Nirodh condoms marked for free distribution are being illegally diverted from government supply lines and sold as foreign brands in the down-markets across India.
The supplies leaving the government's Hindustan Latex Limited plants, essentially to help in the fight against AIDS, are spirited away by operatives to private latex factories, where they are put in glossy, erotic covers, rebranded, and sent to vendors in Jaipur, Indore, Ranchi and other faraway places, investigations by a team of PTI correspondents have revealed.
The head of a social marketing organisation in Delhi shows how the repackaging is done. With his thumb he pushes a condom out of the sealed Nirodh strip and into a new foil open at one end. He does not touch the condom; just uses the condom lubricant to aid the transfer.
"There are well-trained hands in the factories," he explains.
"In factories where machines are used, almost one lakh pieces can be transferred in a day."
Down in the bazaars, Rakesh Rathore (name changed), an insider, bares the proof of trade. At a non-descript shop in Jaipur that he does not want identified, he picks a label called Sweet War that bears the company name, Tricon Impex, but has no address.
He rolls back the condom from it to show the HLL code, H9F, printed near the rim opening.
"It is of recent stock," Rakesh explains, drawing a nod from the shopkeeper. "The H stands for HLL, 9 for the year and F for Free supply."
"I have a few more cartons of those," the shopkeeper says. "I have made desperate men pay up to Rs 15 for a pack (of three)."
"They have become reticent these days. . . The code on the condoms has multiplied the risk of their getting caught", he says.
The coding system came into force in 2006. Until then the operatives were having a free run, knowing that no one could prove the source and provenance of the condoms once they had been repackaged.
In 2006, the police raided a Maharashtra-based factory and seized condoms meant for free distribution worth Rs 20 lakh (Rs 2 million). The raid blew the lid off the largescale scam.
"We had suspected things were amiss," says the then health secretary Naresh Dayal in whose tenure the coding was introduced.
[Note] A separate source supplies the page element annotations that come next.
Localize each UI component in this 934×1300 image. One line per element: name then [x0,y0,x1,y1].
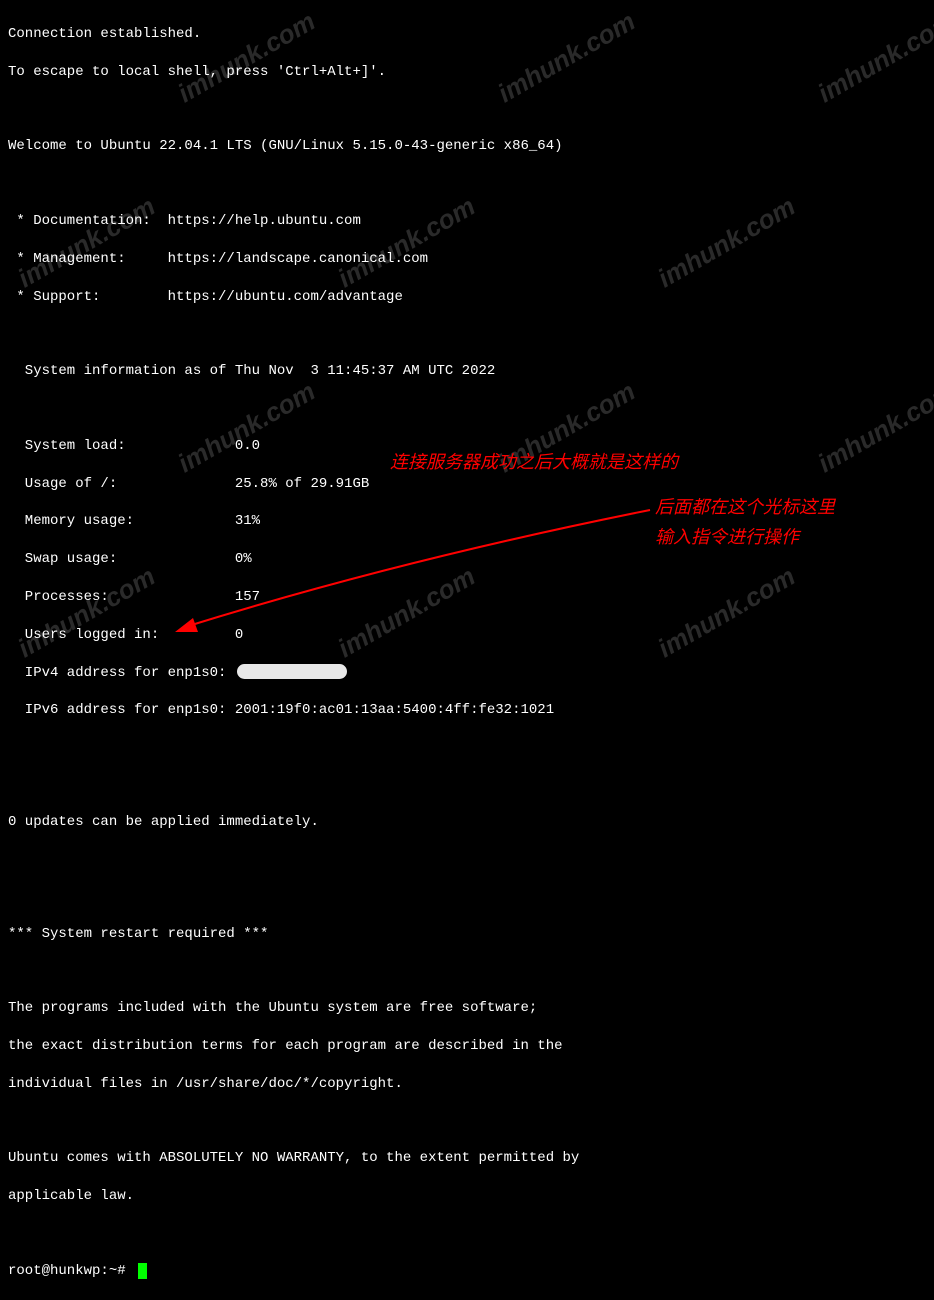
blank-line [8,1225,926,1243]
line-processes: Processes: 157 [8,588,926,607]
blank-line [8,888,926,906]
prompt-line[interactable]: root@hunkwp:~# [8,1262,926,1281]
line-disk-usage: Usage of /: 25.8% of 29.91GB [8,475,926,494]
line-legal1: The programs included with the Ubuntu sy… [8,999,926,1018]
annotation-cursor-hint-2: 输入指令进行操作 [655,525,799,549]
line-sysinfo-header: System information as of Thu Nov 3 11:45… [8,362,926,381]
blank-line [8,739,926,757]
blank-line [8,400,926,418]
line-legal2: the exact distribution terms for each pr… [8,1037,926,1056]
line-ipv6: IPv6 address for enp1s0: 2001:19f0:ac01:… [8,701,926,720]
blank-line [8,325,926,343]
line-connection: Connection established. [8,25,926,44]
line-warranty2: applicable law. [8,1187,926,1206]
line-doc-link: * Documentation: https://help.ubuntu.com [8,212,926,231]
line-welcome: Welcome to Ubuntu 22.04.1 LTS (GNU/Linux… [8,137,926,156]
line-warranty1: Ubuntu comes with ABSOLUTELY NO WARRANTY… [8,1149,926,1168]
terminal-output[interactable]: Connection established. To escape to loc… [8,6,926,1300]
annotation-cursor-hint-1: 后面都在这个光标这里 [655,495,835,519]
line-mgmt-link: * Management: https://landscape.canonica… [8,250,926,269]
line-legal3: individual files in /usr/share/doc/*/cop… [8,1075,926,1094]
blank-line [8,776,926,794]
shell-prompt: root@hunkwp:~# [8,1262,134,1281]
line-support-link: * Support: https://ubuntu.com/advantage [8,288,926,307]
line-escape: To escape to local shell, press 'Ctrl+Al… [8,63,926,82]
line-updates: 0 updates can be applied immediately. [8,813,926,832]
blank-line [8,175,926,193]
ipv4-label: IPv4 address for enp1s0: [8,665,226,681]
cursor-icon [138,1263,147,1279]
blank-line [8,962,926,980]
blank-line [8,1113,926,1131]
ipv4-redacted [237,664,347,679]
watermark: imhunk.com [0,374,2,481]
blank-line [8,100,926,118]
line-restart: *** System restart required *** [8,925,926,944]
line-swap-usage: Swap usage: 0% [8,550,926,569]
line-ipv4: IPv4 address for enp1s0: [8,664,926,683]
line-users: Users logged in: 0 [8,626,926,645]
blank-line [8,851,926,869]
annotation-success-message: 连接服务器成功之后大概就是这样的 [390,450,678,474]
From 1998 onwards, agencies including the Central Bureau of Investigation and Central Vigilance Commission had started probing the deals in HLL.
"There were even indications that the supplies were getting diverted and sent abroad," says Dayal. ". . .but with the coding system in place, we thought we had seen the last of the trade. . .I am surprised it is still on."
Apparently, the coding system and the vigilance mounted in its wake have only caused the pilferage and the trade to move away to less hostile grounds.
Even at Bhagirath Place and Sadar Bazar in Delhi, once the big markets for rebranded condoms, the stocks are hard to find.
"It has become far too risky to keep these condoms. Now we only sell condoms that have the manufacturers' name and address printed on the packs and can be backed with receipts," says a trader in Bhagirath Place.
The dubious sales have now moved to other centres in remote locations, without in the least disappointing those plying the trade.
"In the smaller towns, the rebranded condoms do very well. The foreign actors displayed on the cover having explicit sex are a huge draw in these parts. The gullible customers are easily convinced that these are foreign brands," says Rakesh.
When contacted, BK Prasad, joint secretary handling the contraceptive division in the Ministry of Health and Family Welfare said, "I have taken charge only a few days back... I can't talk about what has happened earlier. But if some people are diverting the government supply, then it needs to be investigated."
HLL chairman M Ayyappan concedes condoms are being diverted, but claims the leak is not from the HLL end.
HLL is currently the sole supplier of free-issue condoms for the government. Its annual order ranges from 600 to 700 million pieces.
"We being a government company, have to deliver the full stock at the designated centres, otherwise we do not receive our payment," he says. Not all agree.
"Just in Uttar Pradesh, one of HLL's biggest markets, I estimate the theft of 30 million condoms a year. . . Surely a fraud of that size cannot be happening without a HLL hand in it," says an SMO in Delhi.
"Besides being used for the purpose of rebranding, HLL free-supply condoms are also melted back to latex to make cheap slippers. They are also used as finger gloves to drag on the yarn to lend sheen to Banarsi saree when they are on the loom," he says.
The HLL chief, however, claims his men are not involved. "It could be happening from anywhere along the distribution chain, but not HLL."